Dans le cadre d’une recherche à visée compréhensive menée dans 11 classes de 1re année du primaire, Séverine De Croix, Marine André, Dylan Dachet, Anouk Dumont, Dominique Ledur, Elodie Pénillon et Patricia Schillings ont observé les interactions entre l’enseignement dispensé à partir d’un dispositif didactique structuré, soit les ateliers d’écriture de Calkins (2016, 2017) et les apprentissages concomitants des élèves. Cette étude part du constat qu’en Fédération Wallonie-Bruxelles (Belgique), les enseignants du premier cycle du primaire se disent fréquemment démunis pour enseigner la production d’écrits à leurs élèves. Nombre d’entre eux attendent que les élèves maitrisent le geste graphique et entrent pleinement dans la lecture pour se consacrer à la production de textes. Or, les recherches soulignent l’influence positive d’une exposition précoce à l’écriture sur les apprentissages en lecture et en écriture. L’étude de ce problème a été facilitée par l’adoption d’un devis de recherche mixte combinant approches quantitative et qualitative. Celui-ci a permis, d’une part, de décrire l’évolution des compétences scripturales des élèves, avec une attention particulière portée aux trajectoires des élèves présentant des difficultés de lecture-écriture en amont de l’intervention et/ou issus de contextes scolaires peu favorisés sur le plan socioéconomique. D’autre part, le devis a également permis de décrire l’appropriation du dispositif des ateliers d’écriture par les enseignants et d’identifier les zones d’obstacles potentiels dans l’introduction de pratiques dites innovantes.

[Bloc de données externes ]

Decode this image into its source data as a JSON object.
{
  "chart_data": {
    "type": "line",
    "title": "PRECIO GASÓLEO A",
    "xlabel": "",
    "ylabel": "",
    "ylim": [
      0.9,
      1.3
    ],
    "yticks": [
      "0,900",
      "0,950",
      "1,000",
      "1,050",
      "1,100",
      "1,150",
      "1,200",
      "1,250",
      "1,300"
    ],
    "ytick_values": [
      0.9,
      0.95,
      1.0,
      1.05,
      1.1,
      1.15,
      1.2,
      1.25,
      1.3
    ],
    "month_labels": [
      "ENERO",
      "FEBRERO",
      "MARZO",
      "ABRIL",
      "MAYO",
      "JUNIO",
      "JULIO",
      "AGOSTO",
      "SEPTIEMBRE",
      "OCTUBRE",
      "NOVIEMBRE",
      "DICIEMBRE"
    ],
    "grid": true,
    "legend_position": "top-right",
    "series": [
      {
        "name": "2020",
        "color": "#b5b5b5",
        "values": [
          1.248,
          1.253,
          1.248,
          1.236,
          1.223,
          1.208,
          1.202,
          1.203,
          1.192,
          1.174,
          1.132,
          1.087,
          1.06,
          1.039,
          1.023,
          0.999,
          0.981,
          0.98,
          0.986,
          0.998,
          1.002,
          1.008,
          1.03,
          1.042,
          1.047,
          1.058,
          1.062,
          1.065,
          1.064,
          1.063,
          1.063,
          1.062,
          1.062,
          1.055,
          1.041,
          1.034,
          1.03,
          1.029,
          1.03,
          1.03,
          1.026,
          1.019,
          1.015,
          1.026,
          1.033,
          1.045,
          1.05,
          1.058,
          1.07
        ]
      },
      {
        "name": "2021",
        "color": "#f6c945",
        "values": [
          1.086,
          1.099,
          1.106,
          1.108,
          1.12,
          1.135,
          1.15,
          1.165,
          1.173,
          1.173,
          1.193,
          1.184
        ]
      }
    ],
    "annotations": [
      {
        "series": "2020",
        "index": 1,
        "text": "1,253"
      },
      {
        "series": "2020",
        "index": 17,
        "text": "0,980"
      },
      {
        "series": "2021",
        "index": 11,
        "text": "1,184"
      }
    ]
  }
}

De leur côté, Érick Falardeau, Stéphanie St-Onge, Marie-Andrée Lord et Jessica Giannetti ont vérifié les effets d’un enseignement explicite de stratégies d’écriture du texte d’opinion avec des élèves de 5e année du primaire au Québec. Ils ont élaboré un devis mixte séquentiel explicatif dans lequel des données qualitatives visent à éclairer les données obtenues au moyen d’outils quantitatifs. Ces outils leur ont permis de mesurer la progression des capacités en écriture et la perception d’efficacité personnelle des 483 élèves des trois groupes de l’enquête : deux groupes expérimentaux qui ont pratiqué l’enseignement explicite, l’un avec la rétroaction par les pairs et l’autre, sans rétroaction, et un groupe témoin sans accompagnement. Ils ont mené des entretiens avec 21 élèves pour les amener à expliciter leur utilisation des stratégies enseignées, afin de vérifier si l’intervention leur avait permis de renforcer leurs capacités d’autorégulation. Les résultats montrent l’efficacité de l’enseignement explicite sur les performances en écriture des élèves, sur leur perception d’efficacité personnelle et sur le développement de leurs capacités d’autorégulation.